Karma brings Vancouver musician Scott Smith from the sidelines to the forefront. Having long supported many of the city’s finest bands (including Rich Hope and His Blue Rich Rangers), most often on guitar or pedal steel, Smith finally steps into centre stage himself. Under the moniker Just a Season, he has released his first solo album of the same name. In turn, seemingly as many musicians as he’s played for appear on his album. The local all-star cast takes some time away from No Sinner, Hunting, and Brickhouse (to name a few) to help out an old friend.
Together, the group creates folk that rocks: “Rick Danko’s in Heaven”, “Hey Eddie”, “Trouble in Her Eyes”. The humble guitar and slide solos on this latter track never steal the attention from the songwriting. The instrumentation is varied, often on the same song. Piano, organ, and faint brass on “Julieta” combine to channel the most classic 60s folk groups, although fiddle appears elsewhere on the album.

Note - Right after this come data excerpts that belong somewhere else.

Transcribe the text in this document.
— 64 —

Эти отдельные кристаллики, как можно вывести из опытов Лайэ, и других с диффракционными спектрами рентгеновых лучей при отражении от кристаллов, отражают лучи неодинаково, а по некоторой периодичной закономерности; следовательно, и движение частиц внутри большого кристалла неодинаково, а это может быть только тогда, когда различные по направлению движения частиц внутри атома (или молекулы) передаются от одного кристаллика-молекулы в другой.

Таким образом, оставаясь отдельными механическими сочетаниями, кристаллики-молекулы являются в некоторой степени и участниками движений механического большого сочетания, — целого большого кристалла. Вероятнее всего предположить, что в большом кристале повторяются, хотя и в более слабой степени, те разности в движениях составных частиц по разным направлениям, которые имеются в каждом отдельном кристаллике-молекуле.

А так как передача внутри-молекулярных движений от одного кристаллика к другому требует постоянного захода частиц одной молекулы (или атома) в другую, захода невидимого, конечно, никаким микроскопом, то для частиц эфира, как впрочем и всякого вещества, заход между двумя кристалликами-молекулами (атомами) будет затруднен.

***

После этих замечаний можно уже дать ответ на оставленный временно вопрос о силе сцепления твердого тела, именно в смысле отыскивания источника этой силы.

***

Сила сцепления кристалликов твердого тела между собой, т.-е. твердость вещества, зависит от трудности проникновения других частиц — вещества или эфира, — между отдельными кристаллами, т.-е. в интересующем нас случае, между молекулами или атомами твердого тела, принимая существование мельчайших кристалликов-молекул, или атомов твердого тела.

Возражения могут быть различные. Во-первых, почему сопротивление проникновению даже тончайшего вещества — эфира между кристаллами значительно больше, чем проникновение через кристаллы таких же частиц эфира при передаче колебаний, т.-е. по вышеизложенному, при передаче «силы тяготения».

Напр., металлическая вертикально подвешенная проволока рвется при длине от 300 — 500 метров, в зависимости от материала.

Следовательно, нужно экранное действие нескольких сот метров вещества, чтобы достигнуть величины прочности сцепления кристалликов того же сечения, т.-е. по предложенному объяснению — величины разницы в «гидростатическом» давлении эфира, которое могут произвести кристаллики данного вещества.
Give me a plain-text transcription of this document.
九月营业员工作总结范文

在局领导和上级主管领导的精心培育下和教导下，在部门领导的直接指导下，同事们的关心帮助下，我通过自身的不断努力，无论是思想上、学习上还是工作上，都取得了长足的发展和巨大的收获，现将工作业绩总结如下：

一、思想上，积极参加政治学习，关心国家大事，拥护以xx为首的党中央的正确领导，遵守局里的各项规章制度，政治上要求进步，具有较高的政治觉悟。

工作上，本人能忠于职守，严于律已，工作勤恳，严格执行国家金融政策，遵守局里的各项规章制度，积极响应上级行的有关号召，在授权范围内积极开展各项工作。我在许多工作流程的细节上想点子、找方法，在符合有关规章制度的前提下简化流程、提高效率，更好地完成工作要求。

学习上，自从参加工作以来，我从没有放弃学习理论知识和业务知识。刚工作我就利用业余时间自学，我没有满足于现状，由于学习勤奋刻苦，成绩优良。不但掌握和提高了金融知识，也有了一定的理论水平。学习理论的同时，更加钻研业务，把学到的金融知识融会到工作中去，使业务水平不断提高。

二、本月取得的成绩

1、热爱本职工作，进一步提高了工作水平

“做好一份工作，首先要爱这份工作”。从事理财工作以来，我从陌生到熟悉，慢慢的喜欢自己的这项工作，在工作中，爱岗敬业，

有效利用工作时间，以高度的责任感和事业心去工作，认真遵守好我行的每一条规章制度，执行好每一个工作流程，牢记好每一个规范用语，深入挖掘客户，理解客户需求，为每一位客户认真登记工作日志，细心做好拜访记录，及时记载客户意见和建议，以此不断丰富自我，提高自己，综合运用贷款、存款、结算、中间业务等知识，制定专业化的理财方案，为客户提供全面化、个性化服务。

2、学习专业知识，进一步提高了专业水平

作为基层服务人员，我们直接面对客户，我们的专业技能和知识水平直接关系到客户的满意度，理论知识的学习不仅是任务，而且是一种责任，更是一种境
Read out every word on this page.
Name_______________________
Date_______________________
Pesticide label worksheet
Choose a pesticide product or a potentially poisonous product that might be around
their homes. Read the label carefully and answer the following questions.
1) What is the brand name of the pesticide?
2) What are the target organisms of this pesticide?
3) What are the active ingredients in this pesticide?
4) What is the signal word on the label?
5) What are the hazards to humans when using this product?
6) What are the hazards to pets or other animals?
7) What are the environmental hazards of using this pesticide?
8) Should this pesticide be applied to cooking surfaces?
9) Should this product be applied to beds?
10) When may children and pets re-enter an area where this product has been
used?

For more plaintive moods, there are the wistful “January Bound” and “Tumbling Down”. Song title aside, you may hear the warm stroll of the instrumental “Cherry Tree” when you look up at the cherry blossoms that have just started making their annual appearance. “Cherry Tree” is the sound of frost melting – montages of spring coming alive. And like spring, “Cherry Tree” is all too brief, over before you know it. The into-the-sunset ramble of “Sundowner”, another instrumental, is a perfect farewell for now.
That Smith and company have crafted an album as lush as Just a Season in only seven days is a testament to the skill of the musicians involved. Despite finally stepping up to claim “his time,” Smith remains modest: “I didn’t have time for this to be a magnum opus.” But Just a Season is a damned fine start. And while it may not be Scott Smith’s magnum opus, like spring, this album can only lead to something sweeter.